Bien que Mme Martine Aubry, ministre de l'emploi et de la solidarité,
ait considéré que cet article était "
sans
objet
" lors du débat au Sénat
4(
*
)
, l'Assemblée nationale a repris
la préoccupation exprimée par la Haute Assemblée aux
articles 2 et 11 sous une autre forme.
On ne peut que regretter, dans ces conditions, que les points de convergence
entre nos deux assemblées aient été si peu nombreux.
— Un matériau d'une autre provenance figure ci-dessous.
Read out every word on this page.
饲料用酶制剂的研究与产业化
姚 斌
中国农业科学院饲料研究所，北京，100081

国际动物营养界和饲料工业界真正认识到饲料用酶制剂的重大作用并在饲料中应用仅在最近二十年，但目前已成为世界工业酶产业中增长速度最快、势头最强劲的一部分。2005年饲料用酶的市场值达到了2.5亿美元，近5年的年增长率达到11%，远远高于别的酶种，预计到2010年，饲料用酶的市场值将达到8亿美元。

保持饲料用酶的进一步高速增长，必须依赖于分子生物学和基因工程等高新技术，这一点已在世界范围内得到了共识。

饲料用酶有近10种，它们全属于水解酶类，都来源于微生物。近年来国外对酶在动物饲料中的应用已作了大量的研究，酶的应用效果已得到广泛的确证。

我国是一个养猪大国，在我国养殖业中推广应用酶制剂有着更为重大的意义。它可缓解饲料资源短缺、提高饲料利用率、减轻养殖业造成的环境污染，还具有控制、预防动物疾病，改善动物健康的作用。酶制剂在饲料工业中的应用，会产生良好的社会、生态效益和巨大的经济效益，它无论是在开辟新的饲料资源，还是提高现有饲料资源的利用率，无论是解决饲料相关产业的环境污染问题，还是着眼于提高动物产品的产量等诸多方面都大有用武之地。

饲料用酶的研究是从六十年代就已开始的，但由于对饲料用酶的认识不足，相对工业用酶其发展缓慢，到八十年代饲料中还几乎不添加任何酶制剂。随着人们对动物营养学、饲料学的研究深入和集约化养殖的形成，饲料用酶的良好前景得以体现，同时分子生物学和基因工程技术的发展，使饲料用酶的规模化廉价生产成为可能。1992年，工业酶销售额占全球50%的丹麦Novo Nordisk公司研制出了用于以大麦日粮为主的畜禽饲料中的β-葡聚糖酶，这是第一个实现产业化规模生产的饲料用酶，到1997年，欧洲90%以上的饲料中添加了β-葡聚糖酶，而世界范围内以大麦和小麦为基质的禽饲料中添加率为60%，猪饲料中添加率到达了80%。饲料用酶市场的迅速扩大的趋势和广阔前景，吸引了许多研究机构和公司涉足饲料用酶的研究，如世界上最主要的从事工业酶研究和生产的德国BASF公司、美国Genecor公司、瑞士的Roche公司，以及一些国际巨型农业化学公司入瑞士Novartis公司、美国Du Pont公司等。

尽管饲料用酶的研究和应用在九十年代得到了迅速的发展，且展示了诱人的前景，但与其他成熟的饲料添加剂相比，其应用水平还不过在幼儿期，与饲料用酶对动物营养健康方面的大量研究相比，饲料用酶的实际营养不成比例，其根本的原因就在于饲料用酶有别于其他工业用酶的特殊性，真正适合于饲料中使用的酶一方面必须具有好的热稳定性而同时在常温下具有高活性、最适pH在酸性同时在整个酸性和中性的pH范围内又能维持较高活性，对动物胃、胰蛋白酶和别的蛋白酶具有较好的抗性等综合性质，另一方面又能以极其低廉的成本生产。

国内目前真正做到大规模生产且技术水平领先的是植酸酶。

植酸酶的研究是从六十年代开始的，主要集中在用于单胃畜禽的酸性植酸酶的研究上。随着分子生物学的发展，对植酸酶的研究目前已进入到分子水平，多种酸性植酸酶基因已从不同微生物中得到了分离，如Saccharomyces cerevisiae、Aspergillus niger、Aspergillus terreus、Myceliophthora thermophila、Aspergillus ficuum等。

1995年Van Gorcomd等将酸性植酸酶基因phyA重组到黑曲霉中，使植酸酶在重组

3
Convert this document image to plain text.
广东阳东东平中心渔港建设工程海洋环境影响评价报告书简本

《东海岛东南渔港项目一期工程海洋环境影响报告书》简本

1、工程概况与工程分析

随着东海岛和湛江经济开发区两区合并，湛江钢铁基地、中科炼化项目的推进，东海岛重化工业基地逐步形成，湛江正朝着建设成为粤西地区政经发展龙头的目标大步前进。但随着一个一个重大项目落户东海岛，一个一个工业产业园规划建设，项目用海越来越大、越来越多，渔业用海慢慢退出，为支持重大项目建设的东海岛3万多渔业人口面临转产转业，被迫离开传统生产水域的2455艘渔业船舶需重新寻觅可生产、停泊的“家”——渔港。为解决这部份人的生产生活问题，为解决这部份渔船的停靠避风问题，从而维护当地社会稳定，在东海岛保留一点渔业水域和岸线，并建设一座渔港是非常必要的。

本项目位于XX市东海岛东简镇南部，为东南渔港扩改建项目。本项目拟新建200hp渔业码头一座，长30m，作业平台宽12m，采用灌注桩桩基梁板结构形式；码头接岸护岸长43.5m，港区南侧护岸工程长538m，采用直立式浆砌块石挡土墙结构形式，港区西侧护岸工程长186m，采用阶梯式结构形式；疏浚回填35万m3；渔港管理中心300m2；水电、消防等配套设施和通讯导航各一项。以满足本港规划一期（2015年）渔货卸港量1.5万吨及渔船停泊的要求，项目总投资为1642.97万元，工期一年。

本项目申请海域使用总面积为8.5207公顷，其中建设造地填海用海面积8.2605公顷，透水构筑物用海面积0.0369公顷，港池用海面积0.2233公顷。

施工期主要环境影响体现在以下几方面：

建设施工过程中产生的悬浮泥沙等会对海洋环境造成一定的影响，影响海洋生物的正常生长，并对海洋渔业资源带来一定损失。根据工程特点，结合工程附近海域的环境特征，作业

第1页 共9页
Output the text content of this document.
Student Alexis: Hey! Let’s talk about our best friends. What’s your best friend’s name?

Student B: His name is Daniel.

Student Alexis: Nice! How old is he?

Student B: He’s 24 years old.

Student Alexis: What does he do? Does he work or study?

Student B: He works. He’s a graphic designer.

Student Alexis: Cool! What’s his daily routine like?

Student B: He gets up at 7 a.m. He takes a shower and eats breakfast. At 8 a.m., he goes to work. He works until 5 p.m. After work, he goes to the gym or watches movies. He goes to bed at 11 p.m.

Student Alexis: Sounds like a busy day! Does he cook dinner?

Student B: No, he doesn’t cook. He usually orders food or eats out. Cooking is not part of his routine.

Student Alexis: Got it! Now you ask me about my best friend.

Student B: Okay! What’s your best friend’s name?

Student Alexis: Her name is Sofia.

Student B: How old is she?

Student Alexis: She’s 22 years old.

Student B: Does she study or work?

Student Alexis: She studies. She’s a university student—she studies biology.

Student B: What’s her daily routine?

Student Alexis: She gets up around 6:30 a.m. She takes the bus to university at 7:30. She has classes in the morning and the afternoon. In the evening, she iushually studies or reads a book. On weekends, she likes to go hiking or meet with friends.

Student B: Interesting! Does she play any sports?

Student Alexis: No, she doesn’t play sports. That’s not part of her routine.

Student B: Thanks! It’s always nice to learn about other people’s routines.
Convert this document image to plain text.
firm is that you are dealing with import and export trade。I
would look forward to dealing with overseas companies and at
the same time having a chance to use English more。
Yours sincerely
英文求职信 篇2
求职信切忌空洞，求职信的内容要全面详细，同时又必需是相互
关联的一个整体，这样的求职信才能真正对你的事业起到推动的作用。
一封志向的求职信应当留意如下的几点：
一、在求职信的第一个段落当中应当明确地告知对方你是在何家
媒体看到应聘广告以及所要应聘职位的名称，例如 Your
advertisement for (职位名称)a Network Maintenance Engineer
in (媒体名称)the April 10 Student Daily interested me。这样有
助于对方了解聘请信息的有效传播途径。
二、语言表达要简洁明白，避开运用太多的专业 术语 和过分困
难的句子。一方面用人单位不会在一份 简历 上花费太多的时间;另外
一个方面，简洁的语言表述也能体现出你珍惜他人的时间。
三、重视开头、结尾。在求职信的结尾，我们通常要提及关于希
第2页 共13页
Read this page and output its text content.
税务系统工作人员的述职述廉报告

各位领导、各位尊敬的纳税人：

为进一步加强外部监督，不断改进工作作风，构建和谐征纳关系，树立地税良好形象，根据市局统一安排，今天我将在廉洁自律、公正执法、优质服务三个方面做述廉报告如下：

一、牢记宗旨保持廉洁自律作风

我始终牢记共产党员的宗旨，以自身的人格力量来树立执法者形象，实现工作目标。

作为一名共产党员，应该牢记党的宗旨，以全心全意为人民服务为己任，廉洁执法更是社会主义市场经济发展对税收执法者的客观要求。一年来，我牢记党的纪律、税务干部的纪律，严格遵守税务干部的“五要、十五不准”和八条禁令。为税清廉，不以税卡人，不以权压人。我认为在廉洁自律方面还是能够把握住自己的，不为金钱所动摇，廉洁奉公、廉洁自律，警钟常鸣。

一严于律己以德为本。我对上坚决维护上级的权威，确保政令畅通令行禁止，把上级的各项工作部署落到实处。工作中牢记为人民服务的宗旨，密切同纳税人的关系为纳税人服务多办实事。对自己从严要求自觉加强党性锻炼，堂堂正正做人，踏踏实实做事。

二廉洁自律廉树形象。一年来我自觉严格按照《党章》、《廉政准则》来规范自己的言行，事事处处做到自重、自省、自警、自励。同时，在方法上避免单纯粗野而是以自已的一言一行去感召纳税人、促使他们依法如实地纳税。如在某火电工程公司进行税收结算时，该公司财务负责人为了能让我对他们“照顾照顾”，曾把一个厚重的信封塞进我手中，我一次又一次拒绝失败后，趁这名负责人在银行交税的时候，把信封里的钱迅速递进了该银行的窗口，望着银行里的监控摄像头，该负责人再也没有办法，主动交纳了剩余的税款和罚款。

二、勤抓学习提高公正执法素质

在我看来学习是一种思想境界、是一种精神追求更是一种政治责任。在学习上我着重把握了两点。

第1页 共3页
Force est même de constater que plusieurs articles ont fait l'objet de
détails supplémentaires apportés par l'Assemblée
nationale qui renforcent l'aspect pointilleux, directif et complexe de ce
texte. Une modification apportée à l'article 6 relatif au travail
à temps partiel a ainsi prévu que "
Le contrat de travail
détermine également les modalités selon lesquelles les
horaires de travail pour chaque journée travaillée sont
communiqués par écrit au salarié
".
Dans le même ordre d'idée, une modification introduite en nouvelle
lecture oblige, à l'article 11, l'employeur à "
tenir
à disposition aux fins de contrôle tous documents justificatifs du
droit à allégement
". Il est vrai que lors de son
intervention dans la discussion générale à
l'Assemblée nationale, la ministre avait prévenu :
"
il faudra aller plus loin dans le contrôle et les
sanctions
"
5(
*
)
.
*
* *
Ainsi
saisie du présent projet de loi en nouvelle lecture, votre commission a
tenu à rappeler que le Sénat, tant lors du vote de la loi
" de Robien " en 1996, que de l'examen de la loi " Aubry
I " l'an dernier, s'était montré résolument favorable
à une réduction de la durée effective du travail sur la
base d'une démarche négociée entre les partenaires sociaux
et adaptée à la situation de chaque secteur d'activité et
de chaque entreprise.
En revanche, la Haute Assemblée s'était vivement opposée
à la démarche retenue par le Gouvernement d'une baisse
générale et autoritaire de la durée légale du
travail.
Votre commission a constaté que cette démarche isole notre pays
en Europe, risque de lui faire perdre le bénéfice qu'il est en
droit d'attendre de la croissance mondiale et ouvre, de surcroît, un
certain nombre de
" boîtes de Pandore ",
telles la
revalorisation massive du SMIC et la perspective, dans les fonctions publiques,
d'une baisse de la durée du travail assortie de nouvelles
créations d'emplois grevant tant le budget général que les
finances locales et les comptes sociaux.
Le financement des exonérations de charges consenties lui a
semblé, en outre, fragile et paradoxal.
En effet, il repose essentiellement sur les droits sur les tabacs et sur les
alcools, la taxation des heures supplémentaires et la taxe
générale sur les activités polluantes.
Or, ces impositions présentent le point commun d'avoir pour vocation
moins le rendement que la disparition de l'assiette sur laquelle elles sont
assises, c'est-à-dire la lutte contre les
" pratiques
addictives "
-au rang desquelles le Gouvernement place probablement
les heures supplémentaires- et les activités polluantes.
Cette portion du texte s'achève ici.